Born in New York City, Mr. Dryden moved with his parents when he was an
infant to Los Angeles, where his father went to work as an assistant
director for Mr. Dryden's uncle, movie star Charlie Chaplin. One
Chaplin biographer described a scene of idyllic domesticity at a family
Christmas party in 1943 when 5-year-old Spencer Dryden read "The Night
Before Christmas."

After attending Glendale High School, he graduated from the Army and
Navy Academy in Carlsbad (San Diego County) in 1955. He played in some
early rock 'n' roll bands but soon drifted toward jazz and was working
as a drummer at the Hollywood strip club the Pink Pussycat when session
drummer Earl Palmer recommended him to the Airplane's manager.

He replaced Skip Spence, who went on to start another Fillmore-era San
Francisco rock group, Moby Grape. Mr. Dryden conducted an affair with
the band's female vocalist, Grace Slick, and his marriage to the former
Sally Mann was covered extensively in Rolling Stone magazine. He
recorded on a number of the Airplane's most famous albums,
"Surrealistic Pillow," "After Bathing At Baxter's," "Bless Its Pointed
Little Head," "Crown Of Creation" and "Volunteers," before leaving the
band in 1970.

He replaced Mickey Hart in the Grateful Dead sideline country-rock
band, New Riders of the Purple Sage, in February 1971 and stayed with
that group until 1978, recording a number of albums including the 1973
gold album "The Adventures of Panama Red."

In the '80s, he joined a group of psychedelic rock veterans called the
Dinosaurs that played informally around Bay Area clubs along with
former members of Big Brother and the Holding Company, Quicksilver
Messenger Service and Country Joe and the Fish. When the other band
members reunited for a 1989 Jefferson Airplane reunion album and tour,
Mr. Dryden was not invited to participate.

"Spencer had a flow," said Mickey Hart of the Dead, "a way of going, an
impulse power that was irresistible and unique. He was capable of
creating a churning, loving rhythm machine for ecstatic dancing."

"He was just the greatest guy," said ex-wife Sally Mann Romano of
Houston. "He was so quirky, and he never intentionally hurt anyone."

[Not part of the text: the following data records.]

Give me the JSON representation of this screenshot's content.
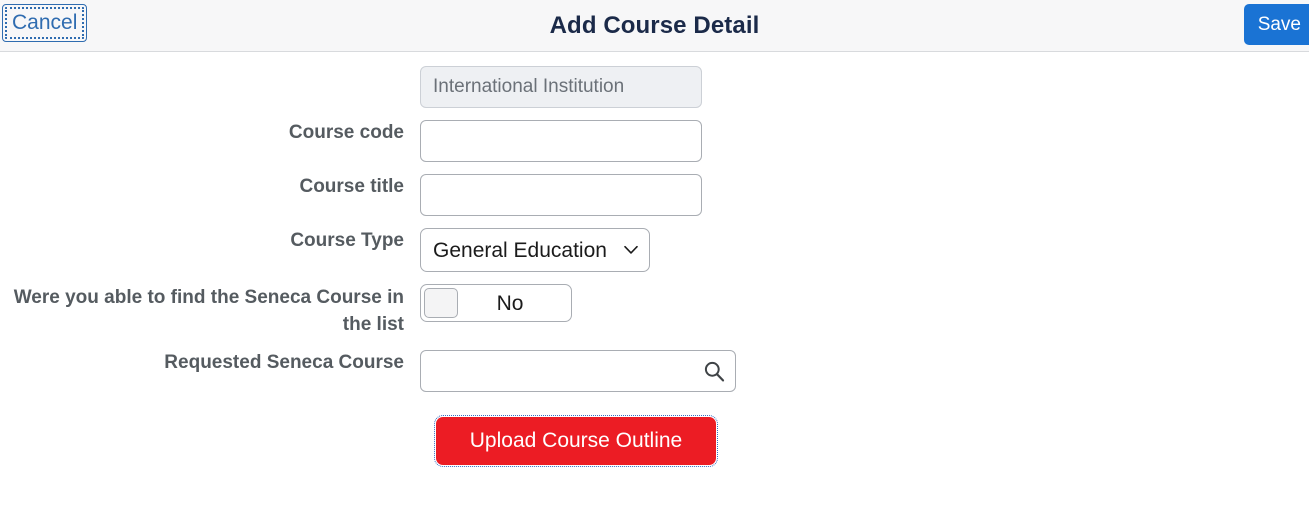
{
  "header": {
    "title": "Add Course Detail",
    "cancel_label": "Cancel",
    "save_label": "Save"
  },
  "form": {
    "institution": {
      "value": "International Institution",
      "placeholder": ""
    },
    "course_code": {
      "label": "Course code",
      "value": "",
      "placeholder": ""
    },
    "course_title": {
      "label": "Course title",
      "value": "",
      "placeholder": ""
    },
    "course_type": {
      "label": "Course Type",
      "selected": "General Education",
      "options": [
        "General Education"
      ]
    },
    "found_seneca_course": {
      "label": "Were you able to find the Seneca Course in the list",
      "toggle_state": "No"
    },
    "requested_seneca_course": {
      "label": "Requested Seneca Course",
      "value": "",
      "placeholder": ""
    },
    "upload_button_label": "Upload Course Outline"
  },
  "colors": {
    "header_bg": "#f7f7f8",
    "title": "#1b2a49",
    "save_blue": "#1a73d4",
    "cancel_blue": "#2f6cb0",
    "label_gray": "#555b60",
    "upload_red": "#ec1c24"
  },
  "icons": {
    "chevron_down": "chevron-down-icon",
    "search": "search-icon"
  }
}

He last appeared in public in November, after he was already being
treated for cancer, signing autographs and shaking hands at a release
party for the recent DVD of Jefferson Airplane video clips at the Great
American Music Hall.

He died at his Petaluma home, little more than a shack really, that he
rented on the back end of somebody else's property outside of
Penngrove.

He was married three times and is survived by three sons; Jeffrey, Jes
and Jackson Dryden. Plans for a memorial concert are pending.